La Marseillaise" s’efforce, sur la base de déclarations non contrôlées, recueillies par son représentant, de faire admettre l’hypothèse d’un assassinat commis par d’autres Anglais, montés [sic] également dans une voiture de marque Hillman, qui auraient suivi (et même précédé) la famille Drummond.
Cette auto aurait été vue en effet à proximité de Lurs vers 18 h 15 (occupée par un homme, une femme et une fillette), alors qu’il est démontré que les Drummond ont quitté Digne seulement à 19 heures.
Or, Sir Jack Drummond n’a averti personne de son intention de camper à proximité du village de Lurs !

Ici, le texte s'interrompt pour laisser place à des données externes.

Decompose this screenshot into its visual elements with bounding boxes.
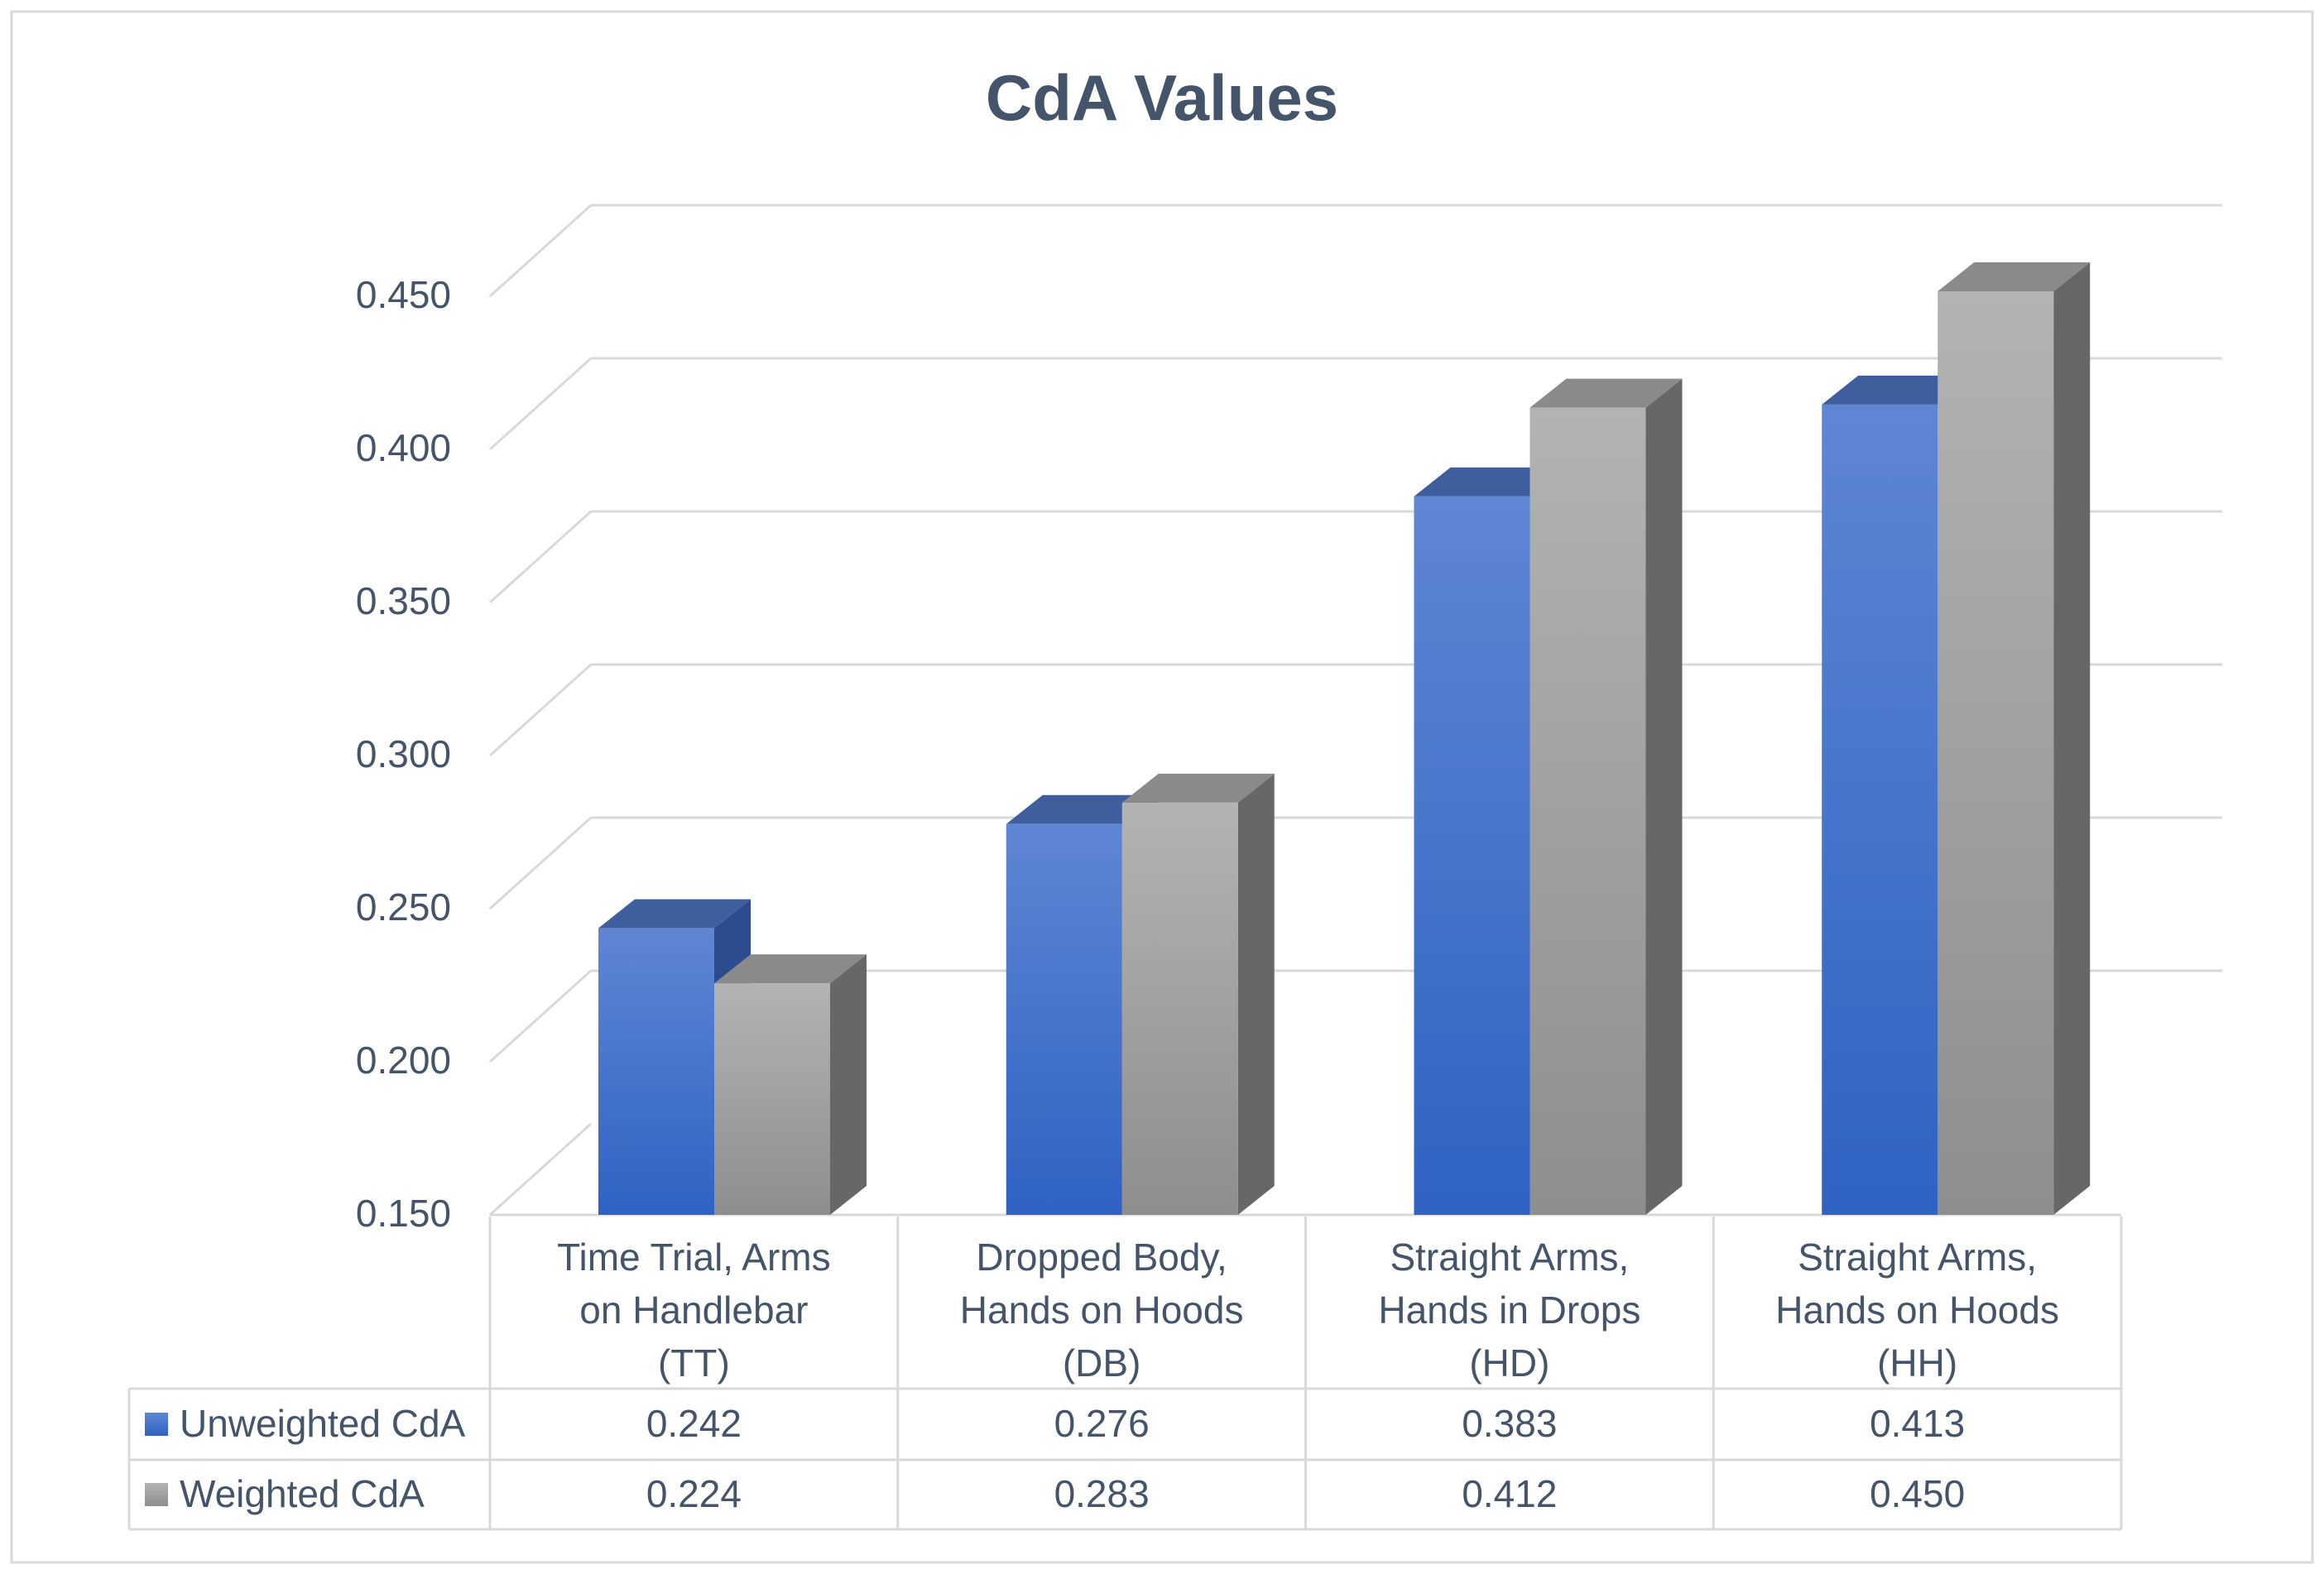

Il y a toutes probabilités pour que les trois meurtres aient été commis à l’occasion d’une tentative de vol et – sauf preuve contraire – je pense qu’il s’agit d’un crime crapuleux.
Je vous tiendrai informé du développement de l’enquête au fur et à mesure que les opérations en cours produiront des résultats, que j’espère favorables".

 

 

Une "lecture" du précédent Rapport

 

[L'extrait suivant de France-Soir, en date du 2 octobre 1952 - il s'agit d'une des réponses à des questions posées "à l'ex-Commissaire Charpentier", montre à l'évidence que le dit Commissaire avait eu en main copie du Rapport Harzic - quand bien même il commet quelques erreurs grossières, que je ne prends pas la peine de relever, enfin si, je les souligne...]

 

D'où vient la conviction absolue des policiers que le meurtrier est un homme du pays ?

"La découverte de la carabine, de type américain, faite dans la Durance le lendemain du crime a apporté le seul élément matériel indiscutable à l'actif de l'enquête. Des armes de même nature ont été parachutées dans la région, et le maquis local en a reçu.
La carabine du crime ne comporte pas de bretelle et il ne semble pas qu'elle puisse être transportée à la main, sur une grande distance.
Enfin, le trou dans lequel elle a été jetée, un des plus profonds de l'endroit, ne peut être connu que par des familiers du lieu.
D'autre part, l'examen minutieux de la carabine a révélé certaines réparations de fortune qui semblent l'œuvre d'un bricoleur sans connaissance spéciale. La bride du collier en aluminium utilisée pour fixer le canon est employée généralement pour maintenir les plaques d'identité des bicyclettes ; elle est semblable à celles vendues dans la région".